Thanks, Russell. That candor is what I value most when my kid is ill– and it’s exactly what I’m trying to coach for with the physicians and researchers who sign up for my classes. I find myself describing it as “confidently not-yet-knowing.” The confident (not to be confused with arrogant) part is important because I’m worried about my kid, and I am looking for reassurance that someone who knows quite a lot more than I do about risks to my kid’s health is on the job and fully engaged to figure out what’s going on. The “not-yet-knowing” part is harder– and, yet, as a parent, I can accept being told “we need to observe your child overnight to make sure it’s not encephalitis” (or appendicitis– the two “rule-outs” that have led to our younger son being hospitalized for observation).

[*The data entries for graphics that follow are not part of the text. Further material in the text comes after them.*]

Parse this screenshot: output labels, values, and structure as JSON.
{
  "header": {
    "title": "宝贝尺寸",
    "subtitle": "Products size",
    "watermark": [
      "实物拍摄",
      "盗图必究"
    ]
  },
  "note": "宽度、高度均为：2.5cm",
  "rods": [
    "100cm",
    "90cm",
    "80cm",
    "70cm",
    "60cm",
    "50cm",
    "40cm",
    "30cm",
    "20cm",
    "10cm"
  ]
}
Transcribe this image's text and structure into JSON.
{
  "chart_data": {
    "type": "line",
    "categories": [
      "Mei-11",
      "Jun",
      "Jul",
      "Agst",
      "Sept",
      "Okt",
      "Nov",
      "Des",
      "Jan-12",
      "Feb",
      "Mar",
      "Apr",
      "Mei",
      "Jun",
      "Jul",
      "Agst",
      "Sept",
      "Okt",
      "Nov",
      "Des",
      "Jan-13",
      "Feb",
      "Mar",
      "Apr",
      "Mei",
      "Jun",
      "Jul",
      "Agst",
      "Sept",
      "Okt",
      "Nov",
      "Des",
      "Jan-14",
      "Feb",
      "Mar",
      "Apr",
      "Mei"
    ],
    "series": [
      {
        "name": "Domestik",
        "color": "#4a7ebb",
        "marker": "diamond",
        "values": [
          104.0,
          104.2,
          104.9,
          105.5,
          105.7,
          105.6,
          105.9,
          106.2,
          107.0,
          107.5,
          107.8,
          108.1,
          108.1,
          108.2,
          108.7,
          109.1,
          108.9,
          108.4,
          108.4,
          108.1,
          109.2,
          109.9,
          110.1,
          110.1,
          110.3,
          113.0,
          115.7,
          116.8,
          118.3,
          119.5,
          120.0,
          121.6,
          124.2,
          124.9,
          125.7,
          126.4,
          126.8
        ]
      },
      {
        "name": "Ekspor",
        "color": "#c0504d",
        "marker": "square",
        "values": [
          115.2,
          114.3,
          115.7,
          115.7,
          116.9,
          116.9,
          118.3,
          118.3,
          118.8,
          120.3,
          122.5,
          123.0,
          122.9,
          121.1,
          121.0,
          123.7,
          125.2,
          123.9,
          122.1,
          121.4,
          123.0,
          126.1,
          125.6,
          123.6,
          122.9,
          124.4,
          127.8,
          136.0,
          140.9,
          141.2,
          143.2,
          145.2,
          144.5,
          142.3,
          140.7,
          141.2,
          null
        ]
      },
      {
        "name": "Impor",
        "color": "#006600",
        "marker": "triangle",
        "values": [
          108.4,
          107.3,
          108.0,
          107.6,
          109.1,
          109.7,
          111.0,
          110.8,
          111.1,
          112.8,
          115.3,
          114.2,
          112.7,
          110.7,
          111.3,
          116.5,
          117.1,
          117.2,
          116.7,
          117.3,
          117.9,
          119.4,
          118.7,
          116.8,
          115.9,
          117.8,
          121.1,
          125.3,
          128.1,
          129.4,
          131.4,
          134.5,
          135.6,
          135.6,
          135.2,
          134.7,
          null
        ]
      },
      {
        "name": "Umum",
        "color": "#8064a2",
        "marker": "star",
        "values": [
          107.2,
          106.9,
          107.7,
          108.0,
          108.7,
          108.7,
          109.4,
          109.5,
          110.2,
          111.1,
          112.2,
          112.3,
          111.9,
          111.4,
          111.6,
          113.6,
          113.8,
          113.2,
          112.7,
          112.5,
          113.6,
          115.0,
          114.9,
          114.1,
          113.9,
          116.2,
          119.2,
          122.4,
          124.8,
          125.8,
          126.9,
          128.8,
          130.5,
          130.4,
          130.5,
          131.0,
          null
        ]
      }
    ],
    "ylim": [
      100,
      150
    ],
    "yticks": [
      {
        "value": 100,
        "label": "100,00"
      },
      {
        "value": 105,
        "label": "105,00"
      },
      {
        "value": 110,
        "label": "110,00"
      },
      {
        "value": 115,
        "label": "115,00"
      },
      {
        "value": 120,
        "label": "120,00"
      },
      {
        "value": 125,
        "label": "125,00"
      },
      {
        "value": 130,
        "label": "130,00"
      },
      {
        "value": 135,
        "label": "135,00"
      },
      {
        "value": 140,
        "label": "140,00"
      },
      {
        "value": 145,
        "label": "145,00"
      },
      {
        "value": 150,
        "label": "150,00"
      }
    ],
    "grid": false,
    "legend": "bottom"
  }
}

The part I’m still puzzling over is the emotional part– what emotions are brought up in the physician and in the patient, and where those are functional vs. dysfunctional. I was remembering this morning with my husband the feelings that were brought up in me when my on-call pediatrician said in an urgent voice on the phone “You need to bring your child in to the Emergency Dept right away– don’t stop to have breakfast, come right in.” Teasing out that the pediatrician may or may not have felt worried or panicky inside, but that this may have been a response to past parents’ level of denial that a low fever was really serious enough to warrant a trip to the ED– wanting to get me a little panicky. Remembering the very young ED resident’s response when my husband asked the reasonable question about the potential risks of the lumbar puncture– the resident responded in a harsh voice, “Death!” (I think trying to convey the urgency of doing the procedure, big-time overkill in that we were not considering refusing the procedure but simply trying to understand the risks of the treatment we had brought our son in for). In the first instance, the physician’s use of emotion was highly functional– we went straight to the ED– and in the second case the (far less experienced) physician’s use of emotion felt way over the top.
What a dance we do as human beings… and how complex for you as a physician to be tracking not only the emotions aroused inside of you but also in the voices and faces of your patients and their parents, and reading those nuances to find the fine line that separates coaching from hassling, confident not-knowing from distant not-caring. What a tightrope….
“Death!”? Ugh. However, Lord knows how many dunderheaded interactions I had with parents as a resident (or new attending, for that matter). The more experience I get, the better I am at communicating well.
Having a critter of my own has helped immensely, of course.
““Death!”? Ugh.”
Yes. I now just sit quietly and hope the doctor doesn’t yell at me. This has proved more calming.